GRR vs NRR
What is the difference between GRR and NRR? Side-by-side definitions, formulas, and benchmarks for two of the most-watched SaaS metrics.
Definitions
What is GRR?
GRR is gross revenue retention, the percentage of recurring revenue retained from existing customers over a period, counting downgrades and churn but excluding expansion revenue.
What is NRR?
NRR is net revenue retention, the percentage of recurring revenue retained from existing customers over a period, including expansion, downgrades, and churn. NRR above 100% means expansion outpaces losses.
GRR vs NRR at a Glance
| GRR | NRR | |
|---|---|---|
| Category | Metrics | Metrics |
| Formula | GRR = (Starting MRR - Downgrades - Churned MRR) / Starting MRR | Net Revenue Retention % = (Starting MRR + Existing Customer Upgrades - Existing Customer Downgrades - Existing Customer Churn) / Starting MRR |
| Benchmarks | good: 90%; great: 95% | best: 120%; good: 100%; great: 110% |
| Calculator | GRR calculator | NRR calculator |
When Each Matters
GRR and NRR answer different questions.

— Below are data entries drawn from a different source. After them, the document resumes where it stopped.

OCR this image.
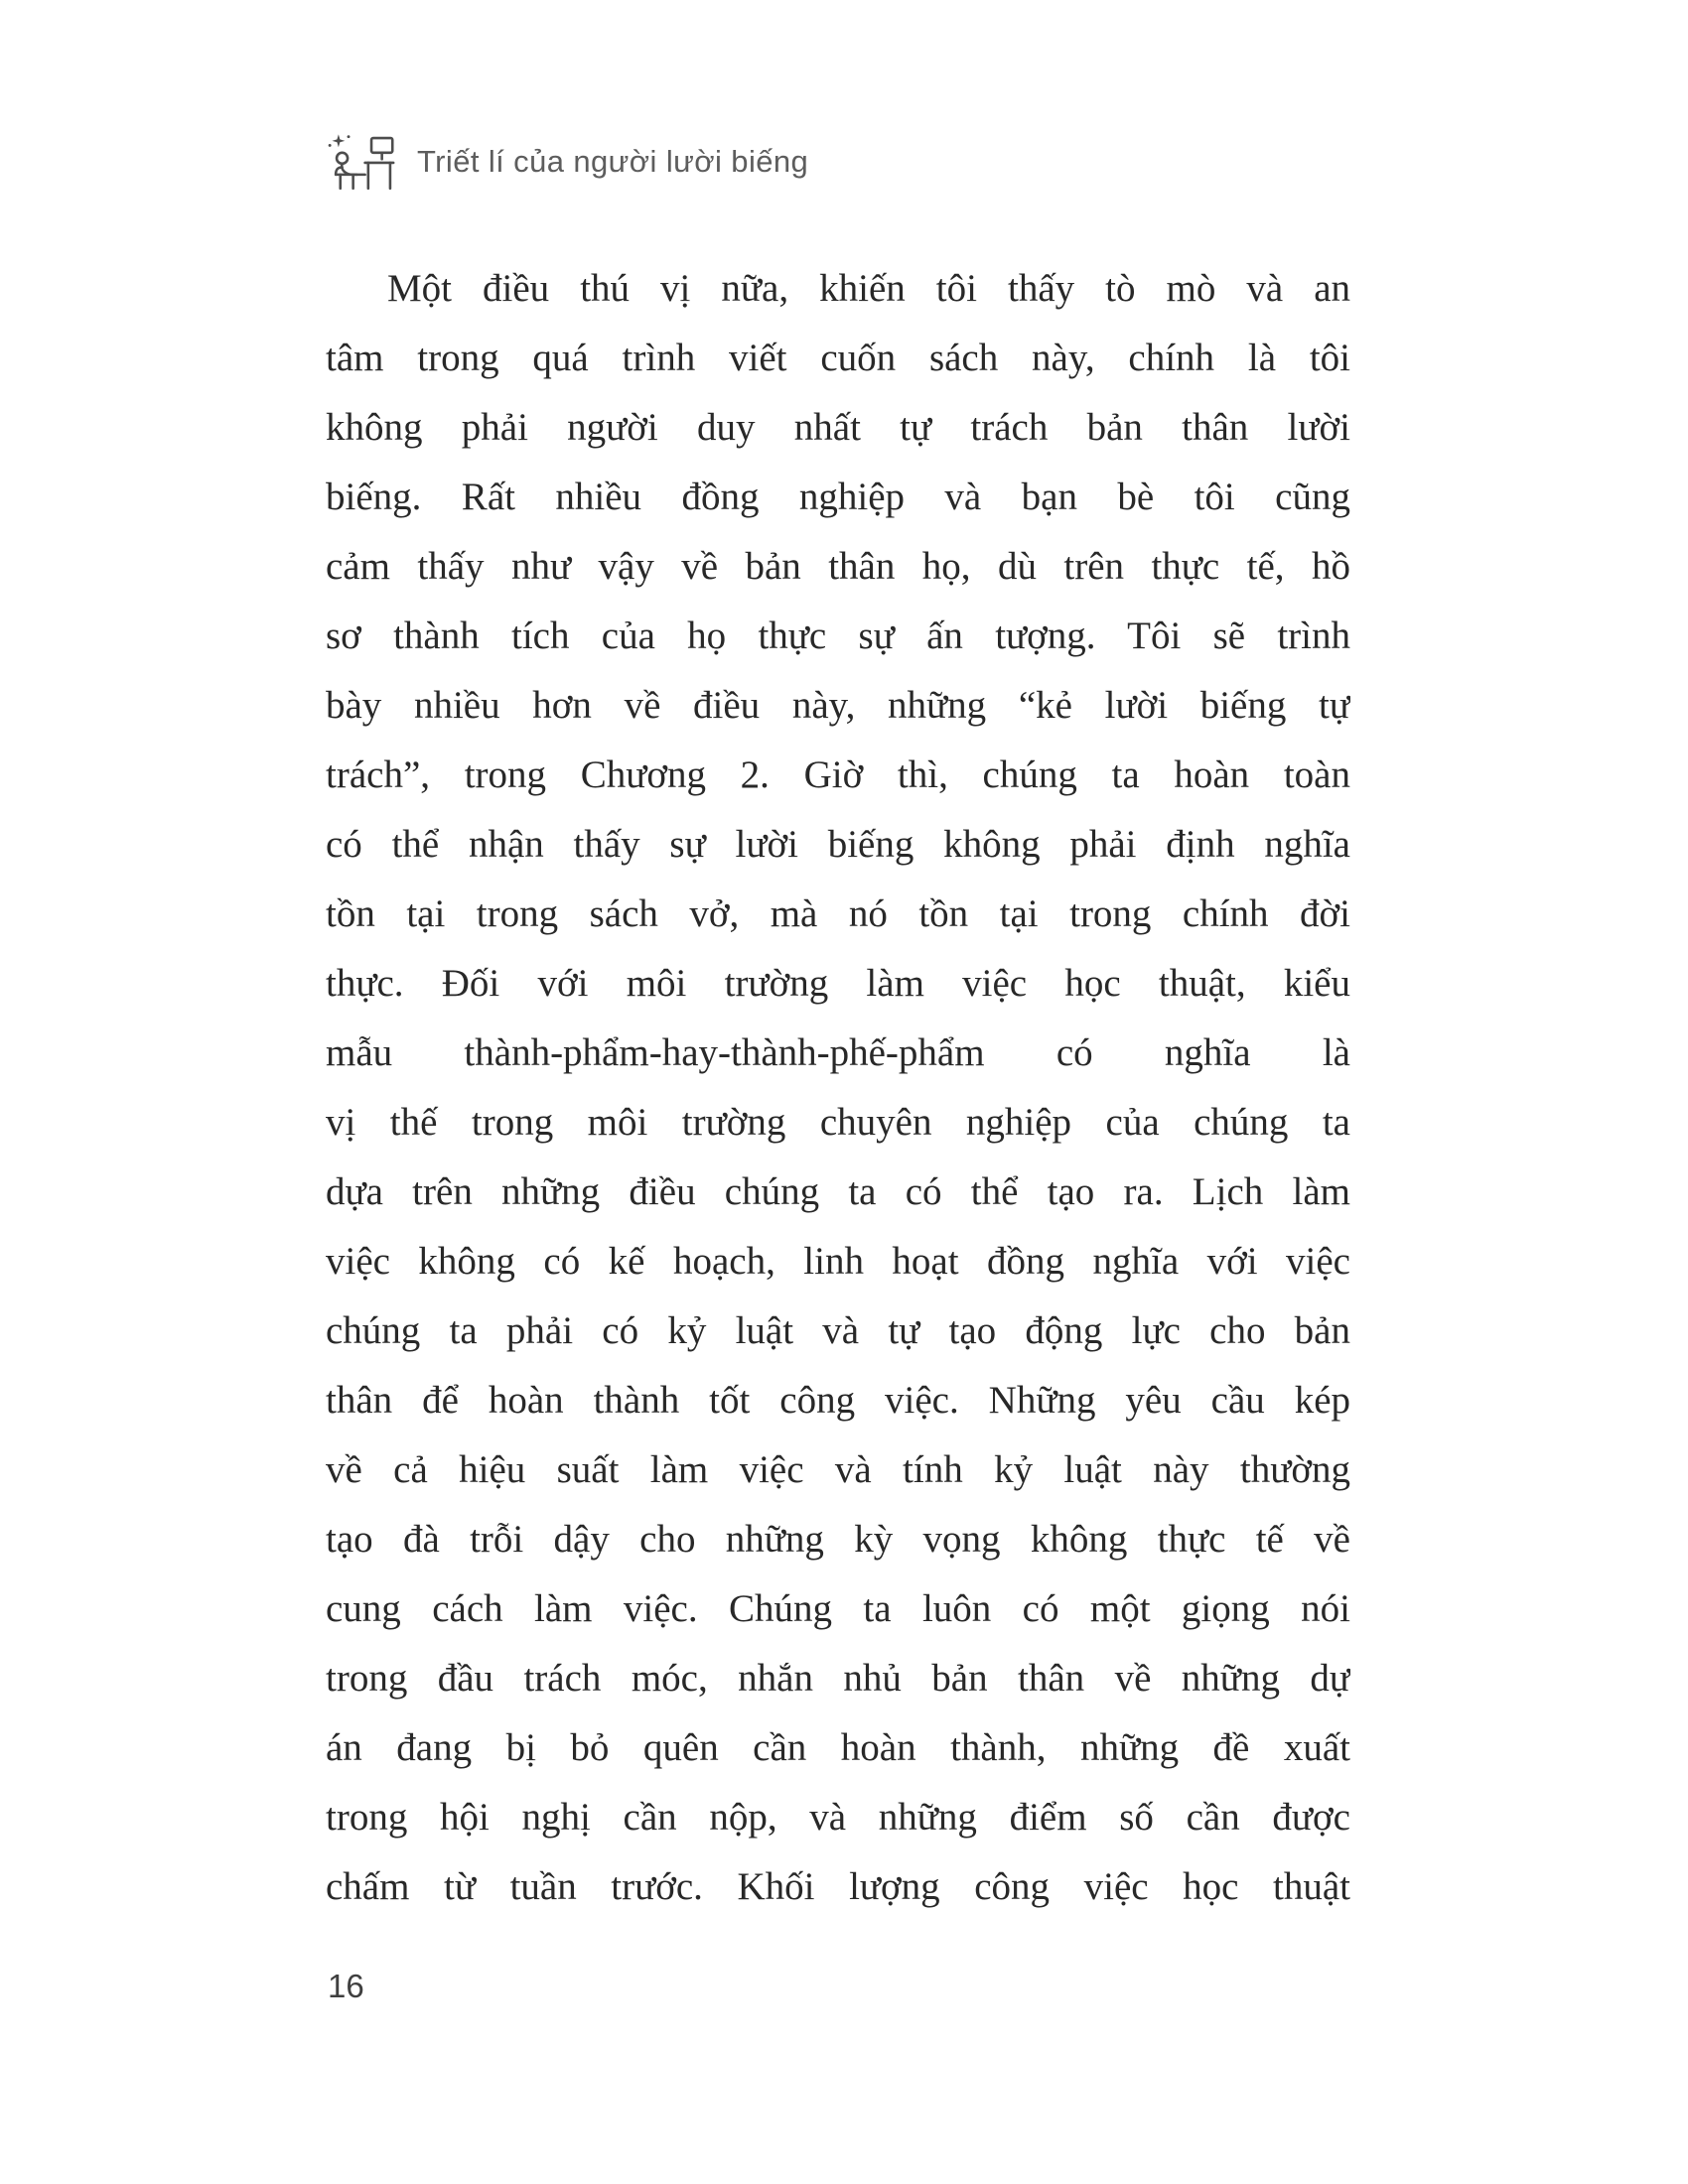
Triết lí của người lười biếng
Một điều thú vị nữa, khiến tôi thấy tò mò và an
tâm trong quá trình viết cuốn sách này, chính là tôi
không phải người duy nhất tự trách bản thân lười
biếng. Rất nhiều đồng nghiệp và bạn bè tôi cũng
cảm thấy như vậy về bản thân họ, dù trên thực tế, hồ
sơ thành tích của họ thực sự ấn tượng. Tôi sẽ trình
bày nhiều hơn về điều này, những “kẻ lười biếng tự
trách”, trong Chương 2. Giờ thì, chúng ta hoàn toàn
có thể nhận thấy sự lười biếng không phải định nghĩa
tồn tại trong sách vở, mà nó tồn tại trong chính đời
thực. Đối với môi trường làm việc học thuật, kiểu
mẫu thành-phẩm-hay-thành-phế-phẩm có nghĩa là
vị thế trong môi trường chuyên nghiệp của chúng ta
dựa trên những điều chúng ta có thể tạo ra. Lịch làm
việc không có kế hoạch, linh hoạt đồng nghĩa với việc
chúng ta phải có kỷ luật và tự tạo động lực cho bản
thân để hoàn thành tốt công việc. Những yêu cầu kép
về cả hiệu suất làm việc và tính kỷ luật này thường
tạo đà trỗi dậy cho những kỳ vọng không thực tế về
cung cách làm việc. Chúng ta luôn có một giọng nói
trong đầu trách móc, nhắn nhủ bản thân về những dự
án đang bị bỏ quên cần hoàn thành, những đề xuất
trong hội nghị cần nộp, và những điểm số cần được
chấm từ tuần trước. Khối lượng công việc học thuật
16
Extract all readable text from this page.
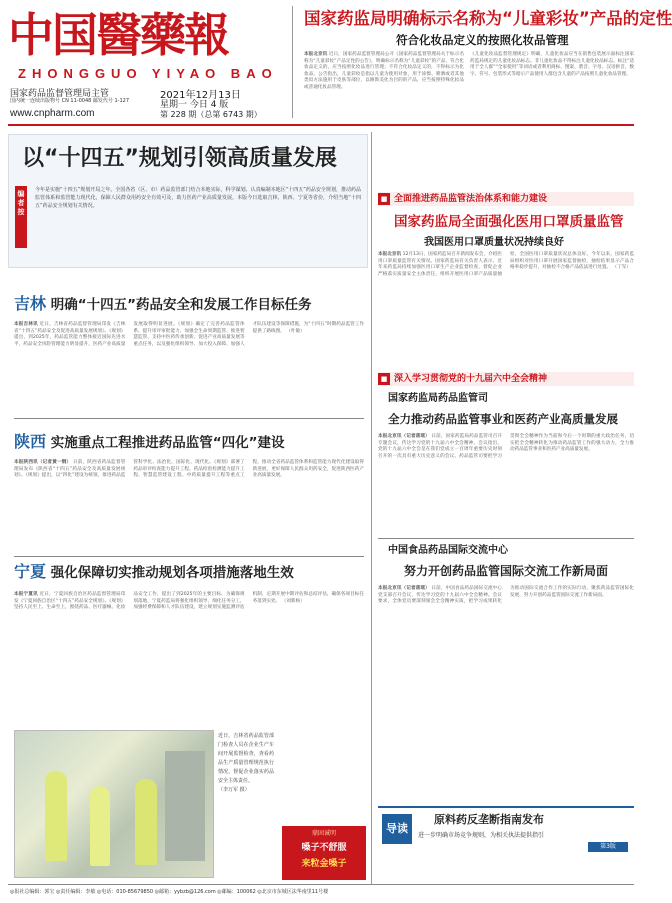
中国醫藥報
ZHONGGUO YIYAO BAO
国家药品监督管理局主管
国内统一连续出版物号 CN 11-0048 邮发代号 1-127
www.cnpharm.com
2021年12月13日
星期一 今日 4 版
第 228 期（总第 6743 期）
国家药监局明确标示名称为“儿童彩妆”产品的定性
符合化妆品定义的按照化妆品管理
本报北京讯 近日，国家药品监督管理局公开《国家药品监督管理局关于标示名称为“儿童彩妆”产品定性的公告》，明确标示名称为“儿童彩妆”的产品，符合化妆品定义的，应当按照化妆品进行管理；不符合化妆品定义的，不得标示为化妆品。公告指出，儿童彩妆是指以儿童为使用对象，用于涂擦、喷洒或者其他类似方法施用于皮肤等部位，以修饰美化为目的的产品，应当按照特殊化妆品或普通化妆品管理。
《儿童化妆品监督管理规定》明确，儿童化妆品应当在销售包装展示面标注国家药监局规定的儿童化妆品标志。非儿童化妆品不得标注儿童化妆品标志。标注“适用于全人群”“全家使用”等词语或者利用商标、图案、谐音、字母、汉语拼音、数字、符号、包装形式等暗示产品使用人群包含儿童的产品按照儿童化妆品管理。
以“十四五”规划引领高质量发展
编者按
今年是实施“十四五”规划开局之年。全国各省（区、市）药品监管部门结合本地实际，科学谋划、认真编制本地区“十四五”药品安全规划，推动药品监管体系和监管能力现代化，保障人民群众用药安全有效可及，助力医药产业高质量发展。本版今日选取吉林、陕西、宁夏等省份，介绍当地“十四五”药品安全规划有关情况。
吉林 明确“十四五”药品安全和发展工作目标任务
本报吉林讯 近日，吉林省药品监督管理局印发《吉林省“十四五”药品安全及促进高质量发展规划》。《规划》提出，到2025年，药品监管能力整体接近国际先进水平，药品安全风险管理能力明显提升，医药产业高质量发展取得明显进展。《规划》确定了完善药品监管体系、提升审评审批能力、加强全生命周期监管、推进智慧监管、支持中医药传承创新、促进产业高质量发展等重点任务，以及强化组织领导、加大投入保障、加强人才队伍建设等保障措施，为“十四五”时期药品监管工作提供了路线图。 （叶敏）
陕西 实施重点工程推进药品监管“四化”建设
本报陕西讯（记者黄一钢） 日前，陕西省药品监督管理局发布《陕西省“十四五”药品安全及高质量发展规划》。《规划》提出，以“四化”建设为统领，推进药品监管科学化、法治化、国际化、现代化。《规划》部署了药品审评检查能力提升工程、药品检验检测能力提升工程、智慧监管建设工程、中药质量提升工程等重点工程，推动全省药品监管体系和监管能力现代化建设取得新进展，更好保障人民群众用药安全，促进陕西医药产业高质量发展。
宁夏 强化保障切实推动规划各项措施落地生效
本报宁夏讯 近日，宁夏回族自治区药品监督管理局印发《宁夏回族自治区“十四五”药品安全规划》。《规划》坚持人民至上、生命至上，围绕药品、医疗器械、化妆品安全工作，提出了到2025年的主要目标。为确保规划落地，宁夏药监局将强化组织领导，细化任务分工，加强经费保障和人才队伍建设，建立规划实施监测评估机制，定期开展中期评估和总结评估，确保各项目标任务落到实处。 （刘新杨）
近日，吉林省药品监管部门检查人员在企业生产车间开展监督检查，查看药品生产质量管理规范执行情况，督促企业落实药品安全主体责任。
（李万军 摄）
鼎固诚明
嗓子不舒服
来粒金嗓子
■ 全面推进药品监管法治体系和能力建设
国家药监局全面强化医用口罩质量监管
我国医用口罩质量状况持续良好
本报北京讯 12月13日，国家药监局召开新闻发布会，介绍医用口罩质量监管有关情况。国家药监局有关负责人表示，近年来药监局持续加强医用口罩生产企业监督检查，督促企业严格落实质量安全主体责任，组织开展医用口罩产品质量抽检，全国医用口罩质量状况总体良好。今年以来，国家药监局组织对医用口罩开展国家监督抽检，抽检结果显示产品合格率稳步提升，对抽检不合格产品依法进行处置。 （丁军）
■ 深入学习贯彻党的十九届六中全会精神
国家药监局药品监管司
全力推动药品监管事业和医药产业高质量发展
本报北京讯（记者落瑶） 日前，国家药监局药品监管司召开专题会议，传达学习党的十九届六中全会精神。会议指出，党的十九届六中全会是在我们党成立一百周年重要历史时刻召开的一次具有重大历史意义的会议。药品监管司要把学习贯彻全会精神作为当前和今后一个时期的重大政治任务，切实把全会精神转化为推动药品监管工作的强大动力，全力推动药品监管事业和医药产业高质量发展。
中国食品药品国际交流中心
努力开创药品监管国际交流工作新局面
本报北京讯（记者落瑶） 日前，中国食品药品国际交流中心党支部召开会议，传达学习党的十九届六中全会精神。会议要求，全体党员要深刻领会全会精神实质，把学习成果转化为推动国际交流合作工作的实际行动，聚焦药品监管国际化发展，努力开创药品监管国际交流工作新局面。
导读
原料药反垄断指南发布
进一步明确市场竞争规则，为相关执法提供指引
第3版
◎报社总编辑：郭宝 ◎责任编辑：李敏 ◎电话：010-85679850 ◎邮箱：yybzb@126.com ◎邮编：100062 ◎北京市东城区法华南里11号楼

GRR is gross revenue retention, the percentage of recurring revenue retained from existing customers over a period, counting downgrades and churn but excluding expansion revenue. NRR is net revenue retention, the percentage of recurring revenue retained from existing customers over a period, including expansion, downgrades, and churn. NRR above 100% means expansion outpaces losses. In practice, healthy SaaS operators watch both, because each one catches failure modes the other misses.